Expectations for driverless cars to take to the roads in the coming years are high; according the Institute of Electrical and Electronics Engineers (IEEE), and by the year 2040, driverless cars operated using M2M technology will account for up to 75 per cent of cars on the road worldwide.

And from robots doing their own thing to humans doing their own thing. Apparently real time self service (RTSS) is the key to encouraging consumers, especially those who prefer prepayment, to spend more on mobile data consumption, or so says Chinese BSS vendor AsiaInfo-Linkage. The firm commissioned some research from Northstream, which found that operators in Western Europe are missing potential annual incremental data revenues of €4bn.

A shift in strategy is required, the consultancy says.

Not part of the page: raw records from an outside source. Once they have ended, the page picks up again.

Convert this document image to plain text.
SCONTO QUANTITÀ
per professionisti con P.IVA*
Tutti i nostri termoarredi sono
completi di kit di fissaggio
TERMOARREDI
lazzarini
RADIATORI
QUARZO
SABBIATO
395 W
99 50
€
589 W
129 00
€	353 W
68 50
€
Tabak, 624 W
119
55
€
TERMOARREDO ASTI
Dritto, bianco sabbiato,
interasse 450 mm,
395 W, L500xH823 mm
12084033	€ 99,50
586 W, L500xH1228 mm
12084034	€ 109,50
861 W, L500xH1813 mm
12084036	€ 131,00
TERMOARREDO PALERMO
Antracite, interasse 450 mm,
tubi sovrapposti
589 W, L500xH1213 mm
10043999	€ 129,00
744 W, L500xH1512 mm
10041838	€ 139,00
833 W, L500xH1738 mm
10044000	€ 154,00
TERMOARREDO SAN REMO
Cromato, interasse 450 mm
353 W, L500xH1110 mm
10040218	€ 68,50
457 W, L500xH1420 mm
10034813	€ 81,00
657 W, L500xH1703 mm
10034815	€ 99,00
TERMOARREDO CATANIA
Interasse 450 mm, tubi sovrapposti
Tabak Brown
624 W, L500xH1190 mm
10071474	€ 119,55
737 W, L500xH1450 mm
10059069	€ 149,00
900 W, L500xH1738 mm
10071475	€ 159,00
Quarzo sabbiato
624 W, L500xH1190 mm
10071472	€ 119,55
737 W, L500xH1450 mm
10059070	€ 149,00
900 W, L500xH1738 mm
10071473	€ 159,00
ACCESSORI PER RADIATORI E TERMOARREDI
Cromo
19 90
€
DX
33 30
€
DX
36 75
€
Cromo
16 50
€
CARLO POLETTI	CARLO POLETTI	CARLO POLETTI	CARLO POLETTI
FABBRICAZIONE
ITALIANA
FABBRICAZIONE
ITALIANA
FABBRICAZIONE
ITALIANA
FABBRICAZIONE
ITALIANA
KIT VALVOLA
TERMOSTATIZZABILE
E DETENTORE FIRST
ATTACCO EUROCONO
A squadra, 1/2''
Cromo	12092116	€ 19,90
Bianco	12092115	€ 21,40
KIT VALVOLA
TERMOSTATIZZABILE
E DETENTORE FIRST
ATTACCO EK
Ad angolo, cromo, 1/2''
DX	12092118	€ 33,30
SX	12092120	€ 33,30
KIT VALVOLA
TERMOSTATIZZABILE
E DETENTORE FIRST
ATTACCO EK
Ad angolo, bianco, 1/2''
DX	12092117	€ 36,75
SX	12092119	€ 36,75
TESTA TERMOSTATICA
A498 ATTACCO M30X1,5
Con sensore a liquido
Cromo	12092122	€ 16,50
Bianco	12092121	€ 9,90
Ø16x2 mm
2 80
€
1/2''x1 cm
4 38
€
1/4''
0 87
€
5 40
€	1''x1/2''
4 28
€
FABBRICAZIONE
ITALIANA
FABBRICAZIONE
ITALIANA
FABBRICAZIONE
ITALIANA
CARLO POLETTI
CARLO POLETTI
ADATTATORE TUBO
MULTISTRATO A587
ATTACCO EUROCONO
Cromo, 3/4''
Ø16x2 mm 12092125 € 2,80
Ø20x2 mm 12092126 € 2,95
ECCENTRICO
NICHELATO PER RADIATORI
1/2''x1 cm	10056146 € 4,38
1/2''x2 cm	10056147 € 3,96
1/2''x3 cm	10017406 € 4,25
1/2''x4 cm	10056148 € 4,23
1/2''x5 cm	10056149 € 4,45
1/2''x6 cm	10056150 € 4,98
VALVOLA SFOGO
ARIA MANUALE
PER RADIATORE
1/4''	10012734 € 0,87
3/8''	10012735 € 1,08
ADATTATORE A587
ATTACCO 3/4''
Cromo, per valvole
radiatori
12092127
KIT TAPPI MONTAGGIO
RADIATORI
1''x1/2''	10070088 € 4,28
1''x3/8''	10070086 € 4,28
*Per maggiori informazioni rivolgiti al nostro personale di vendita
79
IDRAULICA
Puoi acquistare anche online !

While RTSS deployments have so far focused on opex reduction through attempts to cut customer use of call centres, and Northstream found that mobile operators in Western Europe could stand to save €540m annually with RTSS, the firm argued that the focus should be more on revenue enhancement rather than cost management.

“Our research shows that RTSS has a much larger potential impact on data revenue gain than on opex savings in both the pre- and post-paid customer bases, yet operators are still focussing on opex savings,” said Bengt Nordstrom, CEO of Northstream.

Operators need to drive greater return on their mobile broadband network investments, according to Mohammed Sha, director of product marketing at AIL, and RTSS is the ideal way to enable customers to spend more on data. And while RTSS without parallel back end investment will not reap results, upgrading the back end without RTSS could be just as pointless, he suggested. “Investing in the back end without RTSS is like having great products in the store with no window displays. You’re making it really hard for customers to buy your service,” he said.

AIL’s longer term vision of RTSS is sophisticated and appealing, depicting users converting their unused SMS capacity into a top-up data allowance and gifting it to another customer, possibly paying a small conversion and/or transaction fee for the privilege. In another scenario a user could convert spare voice minutes into a time value for specific application usage, such as an hour of Facebook consumption.

Such capabilities could pave the way for mobile services as tradable P2P commodities, which is certainly an interesting idea. However, question marks hang over both operators’ ability and desire to fulfil these kind of advanced transactions, after all, like Mr Coleman’s mustard business, operators make their money from what customers buy and don’t use.

But perhaps this is exactly the kind of industry shake up tactic you can expect to be championed by someone like John Legere in his next “un-carrier” initiative. There might still be time for Smiley Miley to do a deal.

After all, he can’t stop and he won’t stop. But the Informer can.